El coste del combustible negro impulsa hoy el valor de la etiqueta verde. Tras dos décadas de bonanza petrolera, la espectacular escalada del precio del barril en los últimos años ha reactivado el interés político y profesional por el comportamiento energético de los edificios, dando como resultado una caudalosa floración de iniciativas en el terreno legislativo y en el de la homologación, con un abanico de medidas que van desde la normativa tecnológica hasta el etiquetado de sostenibilidad, y una panoplia de estímulos que abarcan desde las subvenciones económicas hasta las recompensas simbólicas. Ningún arquitecto puede ignorar este nuevo paisaje de actuación, y si las grandes firmas han sido más madrugadoras en la incorporación de los mensajes verdes a sus estrategias de comunicación, hasta los estudios más modestos deberán tener presente la agenda ambiental en sus procedimientos de diseño y en sus hábitos de evaluación.

La prosperidad material de los años ochenta y la revolución digital de los noventa configuraron un panorama de ilimitada libertad personal y formal, en el que la emancipación individual de la disciplina social e incluso de las fronteras biológicas corría en paralelo con la multiplicación insospechada de formas ajenas a toda constricción convencional o constructiva. Hoy, cuando la carestía energética y el calentamiento global obligan a revisar nuestras prioridades —desde la doble conciencia de la escasez de los recursos y de la incapacidad del planeta para absorber los residuos de la actividad humana—, los arquitectos tenemos el reto inaplazable de desarrollar una estética constructiva y una ética urbana en sintonía con la mudanza de los tiempos, que trascienda el paradigma moderno del crecimiento demiúrgico y de la industria taumatúrgica, pero también el síndrome posmoderno de la ataraxia intemporal y de la nostalgia vernácula.

En este empeño, los fracasos y los fraudes son más numerosos que los éxitos, así que no es fácil conjurar el escepticismo.

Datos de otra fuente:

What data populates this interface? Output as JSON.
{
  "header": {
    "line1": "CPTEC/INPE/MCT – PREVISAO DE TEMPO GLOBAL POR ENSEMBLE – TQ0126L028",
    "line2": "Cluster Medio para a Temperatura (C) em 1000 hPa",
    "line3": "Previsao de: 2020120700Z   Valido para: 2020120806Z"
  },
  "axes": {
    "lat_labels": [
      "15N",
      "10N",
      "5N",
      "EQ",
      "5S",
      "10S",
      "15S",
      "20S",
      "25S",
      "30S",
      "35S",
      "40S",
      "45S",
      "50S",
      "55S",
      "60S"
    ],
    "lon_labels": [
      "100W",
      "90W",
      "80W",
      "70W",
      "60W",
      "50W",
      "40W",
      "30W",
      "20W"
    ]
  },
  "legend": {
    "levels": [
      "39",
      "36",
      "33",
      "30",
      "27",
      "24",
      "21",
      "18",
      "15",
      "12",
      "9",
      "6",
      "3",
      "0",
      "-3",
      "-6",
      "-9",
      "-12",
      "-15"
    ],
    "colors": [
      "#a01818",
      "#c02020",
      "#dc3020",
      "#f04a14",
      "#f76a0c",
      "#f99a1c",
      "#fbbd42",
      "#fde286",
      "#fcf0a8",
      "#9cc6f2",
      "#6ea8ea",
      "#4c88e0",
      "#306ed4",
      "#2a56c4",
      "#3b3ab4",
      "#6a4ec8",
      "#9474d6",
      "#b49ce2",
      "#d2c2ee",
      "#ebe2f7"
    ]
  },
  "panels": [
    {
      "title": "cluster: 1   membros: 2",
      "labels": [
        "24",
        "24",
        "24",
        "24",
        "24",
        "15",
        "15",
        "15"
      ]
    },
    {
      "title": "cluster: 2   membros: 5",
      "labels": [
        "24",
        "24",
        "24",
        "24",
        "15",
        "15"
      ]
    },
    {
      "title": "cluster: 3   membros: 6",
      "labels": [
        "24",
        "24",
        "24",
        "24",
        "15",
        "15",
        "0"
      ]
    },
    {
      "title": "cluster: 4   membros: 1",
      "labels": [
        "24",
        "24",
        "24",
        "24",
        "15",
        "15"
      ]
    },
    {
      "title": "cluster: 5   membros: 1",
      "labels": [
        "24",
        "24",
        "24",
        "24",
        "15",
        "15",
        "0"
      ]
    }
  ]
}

Desde la escasa calidad formal de las arquitecturas ecológicas que proliferaron en los años setenta al calor de las dos crisis petrolíferas de esa década, y hasta el cinismo del calor de las dos crisis petrolíferas de esa década, y hasta el cinismo de la última hornada de rascacielos ‘sostenibles’ que se proponen como modelo de la construcción verde, hay más motivos para el desaliento que para la esperanza. Los edificios son responsables de una fracción importante del consumo de energía y materiales, y los modelos territoriales son una variable esencial en los costes del transporte, pero ni el arquitecto ni el urbanista tienen una influencia decisiva sobre el resultante estadístico de cualquiera de estos campos. Y, aun así, cada proyecto y cada plan que se formula desde la responsabilidad ambiental redime a su autor y nos rescata a todos de la impotencia fatalista y la resignación inmóvil.